胎児は「漬け物」状態に
妊婦のミイラは、「ミステリアス・レディ(Mysterious Lady)」と呼称されており、体内に胎児を残している唯一の標本と考えられています。
1826年12月にワルシャワ大学に寄贈されて以来、ずっと保管されたままでしたが、昨年の調査でようやく妊婦であることが発覚しました。
現時点で分かっているのは、紀元前1世紀に20代で亡くなったこと、すでに妊娠26〜30週目に入っていたことぐらいです。
彼女の出自や死亡原因など、ほとんどのことがその名の通り、よく分かっていません。
研究チームは今回、X線やCTスキャンを用いて、ミステリアス・レディの体内を細かく調査。
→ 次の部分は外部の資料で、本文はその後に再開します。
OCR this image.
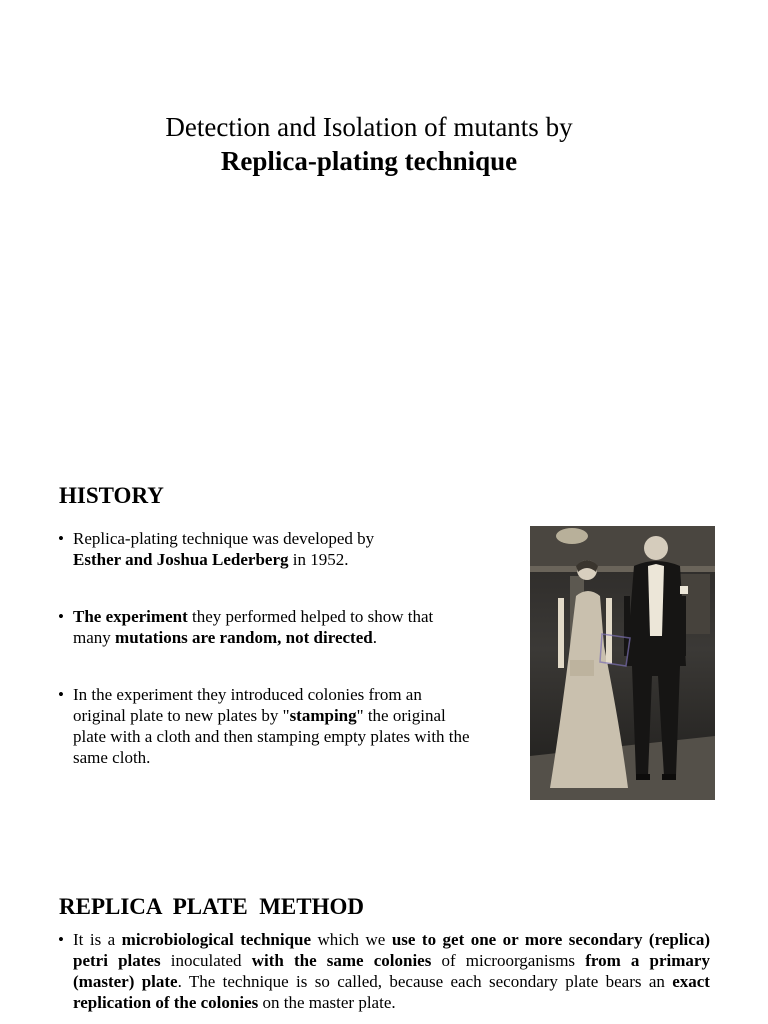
Detection and Isolation of mutants by
Replica-plating technique
HISTORY
• Replica-plating technique was developed by
Esther and Joshua Lederberg in 1952.
• The experiment they performed helped to show that many mutations are random, not directed.
• In the experiment they introduced colonies from an original plate to new plates by "stamping" the original plate with a cloth and then stamping empty plates with the same cloth.
REPLICA  PLATE  METHOD
• It is a microbiological technique which we use to get one or more secondary (replica) petri plates inoculated with the same colonies of microorganisms from a primary (master) plate. The technique is so called, because each secondary plate bears an exact replication of the colonies on the master plate.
その結果、子宮内部に胎児が手付かずの状態で残されていること分かりました。
しかも、その様子は「まるでピクルス(漬け物)のようだった」と、本研究主任でワルシャワ大学のマルゼナ・オザレク=シルケ(Marzena Ożarek-Szilke)氏は言います。
シルケ氏によると、子宮の内容物を含むミイラの血液pH値は著しく低下して、より高い酸性度を示し、アンモニアとギ酸の濃度が時間とともに上昇していた、とのこと。
さらに、ミイラの防腐処理に使用されるナトロン(水を吸収する乾燥剤)で体内が満たされたことで、酸素や外の空気のアクセスが限りなく遮断されていました。
最終的に、子宮がほぼ密閉状態になり、胎児は「腐敗」という時間の試練に耐えることができたのです。
以上の結果について、カイロ大学の放射線学者、サハル・サリーム(Sahar Saleem)氏は「骨が見つかっていない点から、胎児とは断定できないのでは?」と疑問を呈していました。
確かに、ミイラの解剖学においては、骨の有無がその正体を突き止めるカギとなりますし、胎児にも骨はあります。
しかし、これに対しシルケ氏と研究チームは、こう反論します。
「妊娠の最初の6ヶ月において、胎児の骨はミネラル化がほとんど進まず、さらに2000年という長い期間を経た後では、そもそも骨の発見は困難です。
その上、子宮内が酸性化したことで胎児の骨が脱灰されたため、検出がさらに困難になったと考えられます。
たとえば、酢で一杯になった鍋に卵を入れると想像してください。
卵殻のミネラルが酸で溶出して、軟組織である卵白と黄身だけが残されるのです」
つまり、骨が見つからないことも、子宮内の酸性化で説明がつくというわけです。
それよりもシルケ氏は「これが胎児かどうかを議論する以前に、もっと大きな謎が残されている」と指摘します。
なぜ胎児はミイラ化の段階で取り除かれなかったのか? ということです。